The Valentine that never was?

As historians, we weave together stories from the evidence we have; we know that this evidence is only part of what there ever was, and that there are ‘gaps’ and ‘silences’. So we analyse what we have and look for evidence to fill these gaps. Over the summer and autumn months, we invited members of the public to tell us their story, and many did. We have gathered photographs, interviews and written testimonies, which we will be analysing and building on over the next few months. It was a wonderful privilege to be given such personal material and we have a responsibility to work carefully with it.

The value of oral histories, often accompanied by photographs, mementos and personal treasures, is that they allow a person to explain what was and is important to them. Building up this collection will provide us an unprecedented insight into marital and family life in 20th-century Scotland. But it raises questions about the hidden stories, and these are the ones we will also be thinking about in coming months. The hidden stories are the ones which, for many reasons, are not told or we do not know. The past disappears faster than we can catch hold of it, and with it, something of ourselves.

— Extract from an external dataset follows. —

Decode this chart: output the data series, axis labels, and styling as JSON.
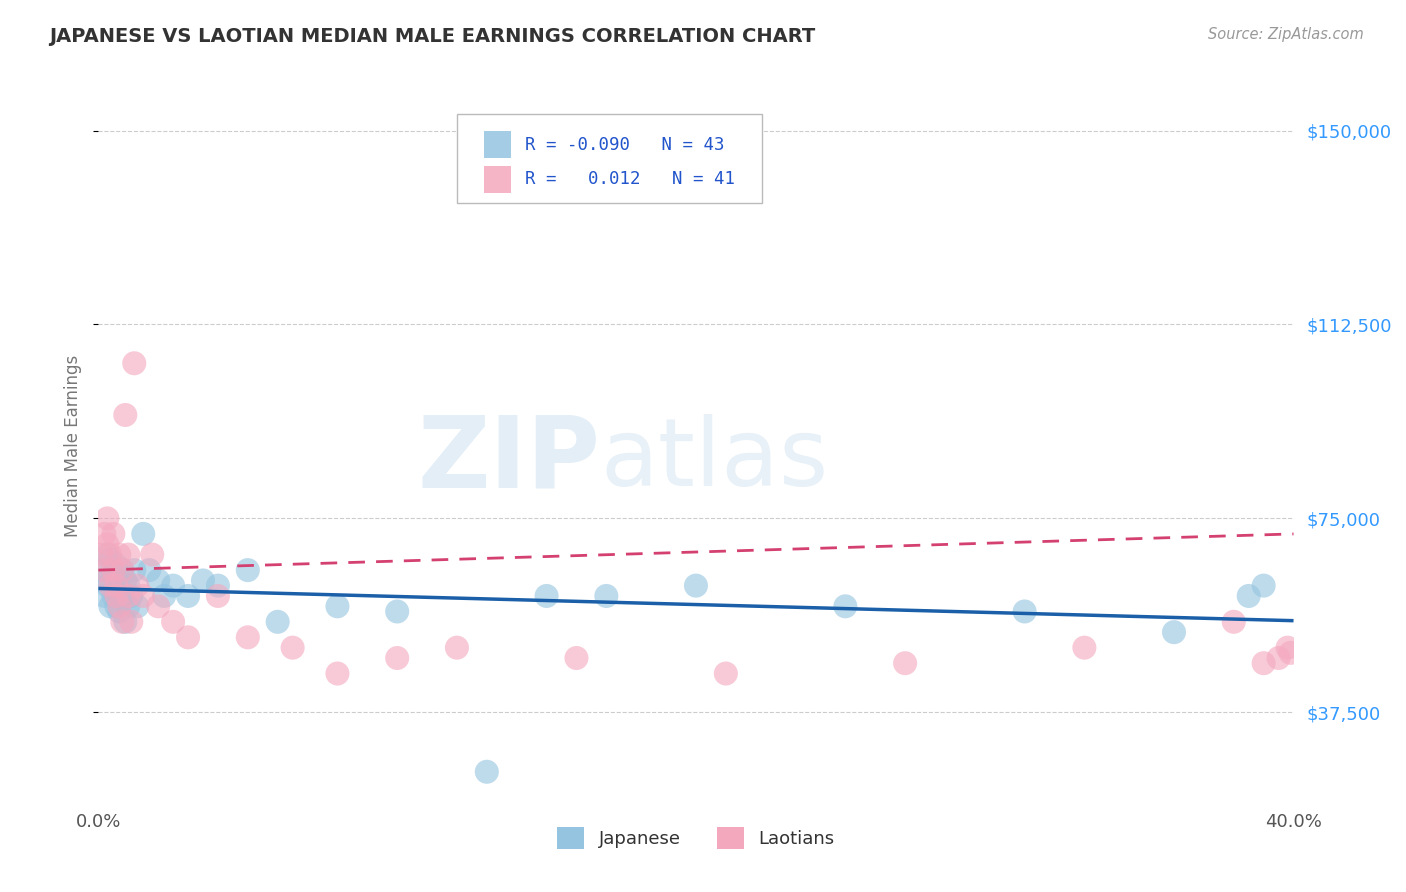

For some years, I have had in my possession a letter – very short, written on a small piece of parchment paper, undated. One of the recognitions from the project, albeit possibly an obvious one, is that – while policy discussion focuses on divorce and ‘broken’ families – the death of a spouse is still the most common reason for the end of a marriage. For the generation who were of marriageable age in both World Wars, death or loss of a suitor may have meant no opportunity to marry at all. The letter is from someone called Raymond to Jen; he writes – I kissed this when I sent it; I hope to kiss it again soon. And then he adds, in capitals – PS. FORGIVE ME.


The letter came into my possession when my great aunt died. The small letter was folded neatly in a small jewellery box, a box which was literally falling apart at the seam. In another small box, there was an RAF tie pin; there were also cufflinks and another tie pin in the shape of a horse shoe. One can only surmise that these belonged to Raymond. I know nothing about Raymond; I know very little about Jen, aside from that she was my grandfather’s cousin, she was never married, and she was spoken about with affection. Generational and geographical distance and a fragmented family mean she was mostly a name and a face known briefly in my childhood. And yet, she knew and cared enough about me to make sure that something of her life came into my hands. And even though her possessions arrived in a supermarket carrier, somewhat crumpled and passed through several hands, there was, well-hidden in there, the letter that she had obviously kept and treasured for many decades until her death. And so it sits in my drawer, meaning at once nothing and everything in the world.

Jen’s story, that of women (and men) who loved and lost, is replicated many times over. It reminds us that it is not only the complete stories which make up the history of marriage, but the fragments too. Not only the whole families, but the ‘broken’ ones, and the ones that were never made. Because these too, speak in some way of love, of loss, and oftentimes, are to be just as much treasured.